What Do These Numbers REALLY Say, Anyway?

Another more serious problem with statistics occurs with their actual creation.  Statisticians, scientists, and others who collect data often fail to do so accurately.

Darrell Huff, author of the excellent book titled How to Lie With Statisticsoffers a helpful example called the “sample with the built-in bias.”  It goes something like this: The average Yale graduate of 1924 makes $25,111 per year.  “What does this number mean?” asks Huff.  Does it mean that we ought to send our boys to Yale?

Huff says two things about the sample figure are suspicious.  First, it is oddly precise.  It’s unlikely that yearly income of any group can be accurately known down to the dollar.  Huff points out that “It is unlikely that you know your own income from last year down to the dollar like that, unless it were all salary.” Incomes that large ($25,000 was a lot of money back then) are likely not all salary, but may also be made up of investments.

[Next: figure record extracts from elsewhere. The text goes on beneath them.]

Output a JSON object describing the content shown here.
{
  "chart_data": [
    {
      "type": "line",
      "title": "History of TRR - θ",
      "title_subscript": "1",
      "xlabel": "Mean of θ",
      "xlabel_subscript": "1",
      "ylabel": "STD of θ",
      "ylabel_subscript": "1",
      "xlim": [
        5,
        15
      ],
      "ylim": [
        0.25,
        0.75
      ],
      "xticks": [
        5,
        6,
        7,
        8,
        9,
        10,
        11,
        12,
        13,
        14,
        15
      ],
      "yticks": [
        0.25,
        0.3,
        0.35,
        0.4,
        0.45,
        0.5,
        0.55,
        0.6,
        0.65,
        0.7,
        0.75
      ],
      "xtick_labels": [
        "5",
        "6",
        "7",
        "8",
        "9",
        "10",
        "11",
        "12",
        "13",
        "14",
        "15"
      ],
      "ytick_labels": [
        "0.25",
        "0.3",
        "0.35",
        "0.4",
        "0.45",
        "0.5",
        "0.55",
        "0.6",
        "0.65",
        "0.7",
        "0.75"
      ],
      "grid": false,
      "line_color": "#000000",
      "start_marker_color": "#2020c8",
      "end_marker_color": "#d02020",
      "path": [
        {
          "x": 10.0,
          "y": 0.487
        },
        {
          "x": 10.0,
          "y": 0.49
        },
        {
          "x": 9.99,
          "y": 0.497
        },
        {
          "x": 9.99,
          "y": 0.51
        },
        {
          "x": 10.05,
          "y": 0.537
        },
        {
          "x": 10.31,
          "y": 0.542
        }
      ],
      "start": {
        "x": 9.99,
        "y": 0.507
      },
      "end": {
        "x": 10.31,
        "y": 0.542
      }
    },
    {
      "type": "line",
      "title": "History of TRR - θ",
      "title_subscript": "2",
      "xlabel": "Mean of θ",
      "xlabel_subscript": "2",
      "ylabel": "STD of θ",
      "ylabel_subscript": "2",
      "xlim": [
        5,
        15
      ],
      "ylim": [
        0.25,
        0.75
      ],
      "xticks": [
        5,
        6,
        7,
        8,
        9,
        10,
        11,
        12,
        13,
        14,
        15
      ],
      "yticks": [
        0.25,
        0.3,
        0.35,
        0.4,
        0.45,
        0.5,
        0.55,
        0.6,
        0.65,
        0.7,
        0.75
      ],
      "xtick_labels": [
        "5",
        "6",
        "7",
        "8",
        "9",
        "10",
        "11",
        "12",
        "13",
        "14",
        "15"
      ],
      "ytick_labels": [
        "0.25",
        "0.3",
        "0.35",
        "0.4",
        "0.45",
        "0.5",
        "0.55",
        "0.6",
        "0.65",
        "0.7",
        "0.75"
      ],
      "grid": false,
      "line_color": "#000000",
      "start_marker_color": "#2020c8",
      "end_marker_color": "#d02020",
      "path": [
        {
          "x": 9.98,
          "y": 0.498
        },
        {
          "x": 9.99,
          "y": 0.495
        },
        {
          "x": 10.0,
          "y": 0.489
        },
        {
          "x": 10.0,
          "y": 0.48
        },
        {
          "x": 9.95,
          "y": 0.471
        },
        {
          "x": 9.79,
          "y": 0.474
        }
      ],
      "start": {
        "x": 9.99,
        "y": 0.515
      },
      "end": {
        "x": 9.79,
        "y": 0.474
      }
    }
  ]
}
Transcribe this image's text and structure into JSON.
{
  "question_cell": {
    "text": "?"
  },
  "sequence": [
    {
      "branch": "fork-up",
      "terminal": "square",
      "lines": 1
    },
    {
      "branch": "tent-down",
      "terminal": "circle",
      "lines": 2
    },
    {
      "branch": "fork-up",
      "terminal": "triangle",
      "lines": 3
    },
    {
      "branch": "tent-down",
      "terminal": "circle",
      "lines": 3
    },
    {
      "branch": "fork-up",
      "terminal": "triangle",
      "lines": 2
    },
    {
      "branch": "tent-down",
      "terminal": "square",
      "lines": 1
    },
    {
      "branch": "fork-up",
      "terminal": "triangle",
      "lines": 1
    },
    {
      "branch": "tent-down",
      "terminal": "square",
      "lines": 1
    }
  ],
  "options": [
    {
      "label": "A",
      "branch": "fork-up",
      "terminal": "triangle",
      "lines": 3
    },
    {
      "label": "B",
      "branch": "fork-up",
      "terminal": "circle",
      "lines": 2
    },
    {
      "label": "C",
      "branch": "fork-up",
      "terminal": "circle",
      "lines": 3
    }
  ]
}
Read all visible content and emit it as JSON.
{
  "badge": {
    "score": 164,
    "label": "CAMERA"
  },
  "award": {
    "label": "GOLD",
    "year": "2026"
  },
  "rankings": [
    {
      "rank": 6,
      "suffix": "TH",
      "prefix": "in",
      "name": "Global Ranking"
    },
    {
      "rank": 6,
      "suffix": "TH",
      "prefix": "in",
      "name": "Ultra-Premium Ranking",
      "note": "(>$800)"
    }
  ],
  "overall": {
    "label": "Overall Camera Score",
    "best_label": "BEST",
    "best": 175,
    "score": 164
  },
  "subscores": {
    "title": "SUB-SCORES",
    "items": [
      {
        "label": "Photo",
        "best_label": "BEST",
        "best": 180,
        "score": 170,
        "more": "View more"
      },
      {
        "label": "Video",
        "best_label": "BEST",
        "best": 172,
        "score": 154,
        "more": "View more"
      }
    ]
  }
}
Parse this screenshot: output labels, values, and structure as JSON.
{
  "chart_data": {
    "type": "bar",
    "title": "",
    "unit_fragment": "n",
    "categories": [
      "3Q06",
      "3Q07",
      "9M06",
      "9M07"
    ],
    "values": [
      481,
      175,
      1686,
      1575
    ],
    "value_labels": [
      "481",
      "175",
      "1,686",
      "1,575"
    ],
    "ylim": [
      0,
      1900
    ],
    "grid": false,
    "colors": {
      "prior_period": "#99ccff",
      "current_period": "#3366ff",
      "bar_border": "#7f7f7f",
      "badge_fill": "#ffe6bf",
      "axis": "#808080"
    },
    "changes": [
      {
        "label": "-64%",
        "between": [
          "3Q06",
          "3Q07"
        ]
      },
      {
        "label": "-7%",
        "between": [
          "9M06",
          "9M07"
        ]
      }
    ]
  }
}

The second–and more important–problem with the above sample statistic is the sampling procedure.  Is the sample accurate?  How many class members could reasonably have been contacted?  What kind of people would actually respond to a survey letter asking about income?

Huff argues that only those with high incomes would have responded to the survey, because they have something to boast.  Those with lower incomes have less incentive to respond, whether out of shame or any other factor.  Therefore, the sample is likely not representative of the whole.

The conclusion that readers can draw is that the average comes from what some graduates said that they earned.  Some answers could be generalizations, and others could be more precise.  Also, as we know, some people might inflate and others might minimize what they make, for whatever reason.

Be Critical Of Your Data

Huff offers many other examples to show how frequently statistics are poorly created.  The point is that anybody can say anything they want to say with numbers.

It is imperative that we closely examine statistical information.  We have to ask ourselves how it was gathered and carefully examine what it actually says before trusting that it is true.